Since Sanghavi’s piece was published, evidence about the effects of resident work-hour limits on medical outcomes has, if anything, become more worrisome—especially when it comes to surgery. Studies comparing teaching and nonteaching hospitals have found that the 2003 reforms were associated with an increased risk of complications for patients undergoing neurosurgery, spinal surgery, and coronary artery bypass grafts, as well as treatments for fractured hips.

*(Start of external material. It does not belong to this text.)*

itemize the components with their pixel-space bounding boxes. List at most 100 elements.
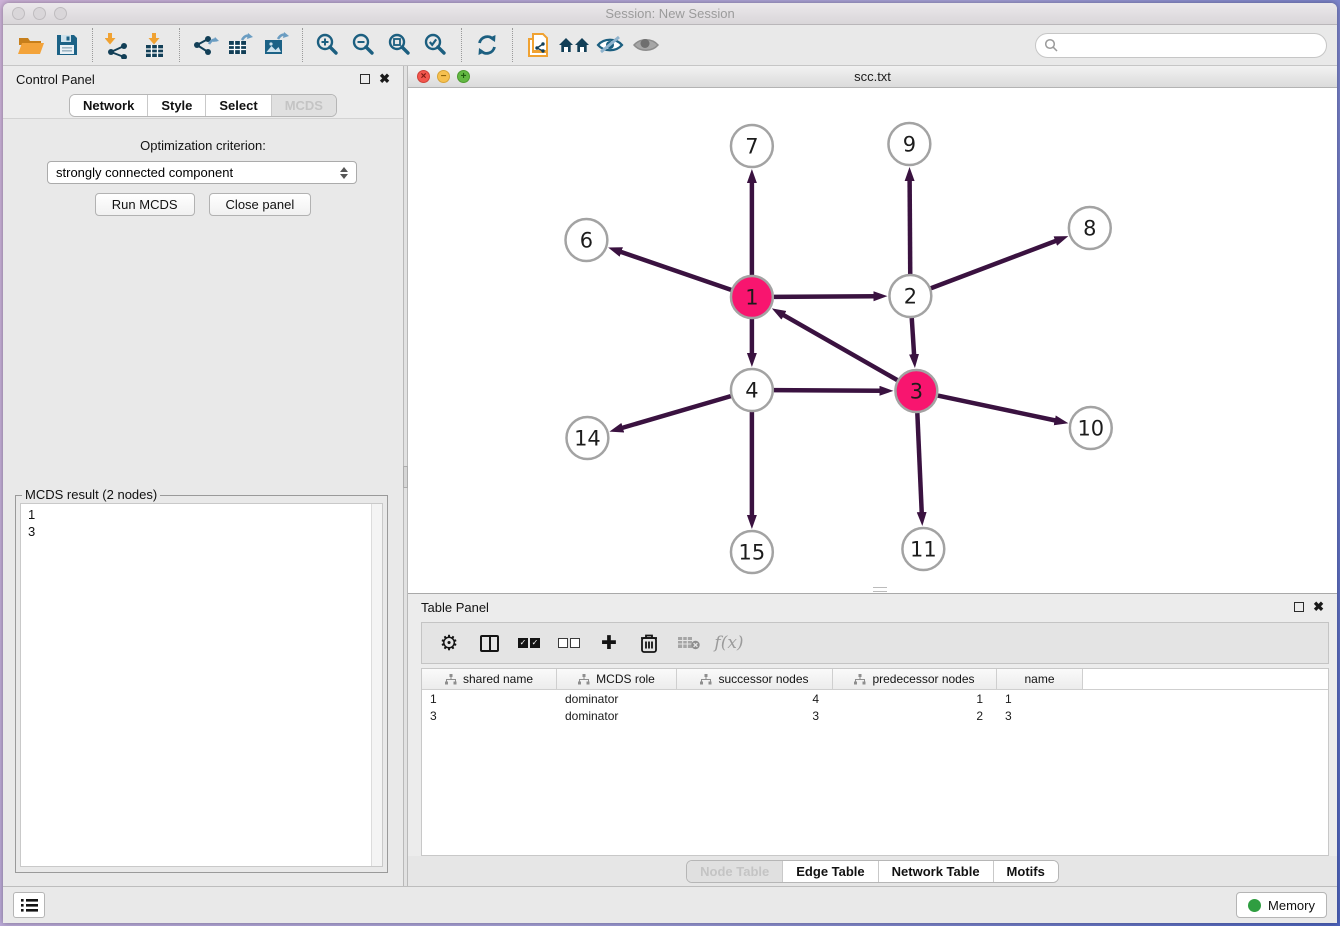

“The surgical community in particular is concerned about this and feels duty hour restrictions have impaired continuity of care,” says Dr. Karl Bilimoria, a professor at Northwestern University’s Feinberg School of Medicine. The rules are a problem for surgeons in particular, Bilimoria told me, because young doctors find themselves forced to hand off patients in the middle of urgent situations—in the middle of an operation, for example, or while trying to stabilize them in the intensive care unit. Senior doctors, of course, get to stay on the case. But interns and older residents have to switch off, “and it’s simply because their clock is up and they have to leave,” he says.

As of now, it’s not clear whether the 2011 reforms that knocked intern shifts down to 16 hours are affecting quality of hospital care at all. A paper in the Journal of the American College of Surgeons didn’t find any relationship between the changes and patient outcomes. But we’ll know more once the results are published from the two large national studies that are using randomized trials to test the issue.

In the meantime, there are some signs that interns themselves may not be benefiting much from the latest changes. A 2013 study found that interns who started training after the 16-hour rule went into effect were statistically no less likely to experience depression and no more likely to feel a sense of well-being. They were also more likely to report feeling concerned about having made a serious medical error.

Ironically enough, they also didn’t seem to get much, if any, more sleep—just a statistically insignificant 12 minutes extra per night, on average.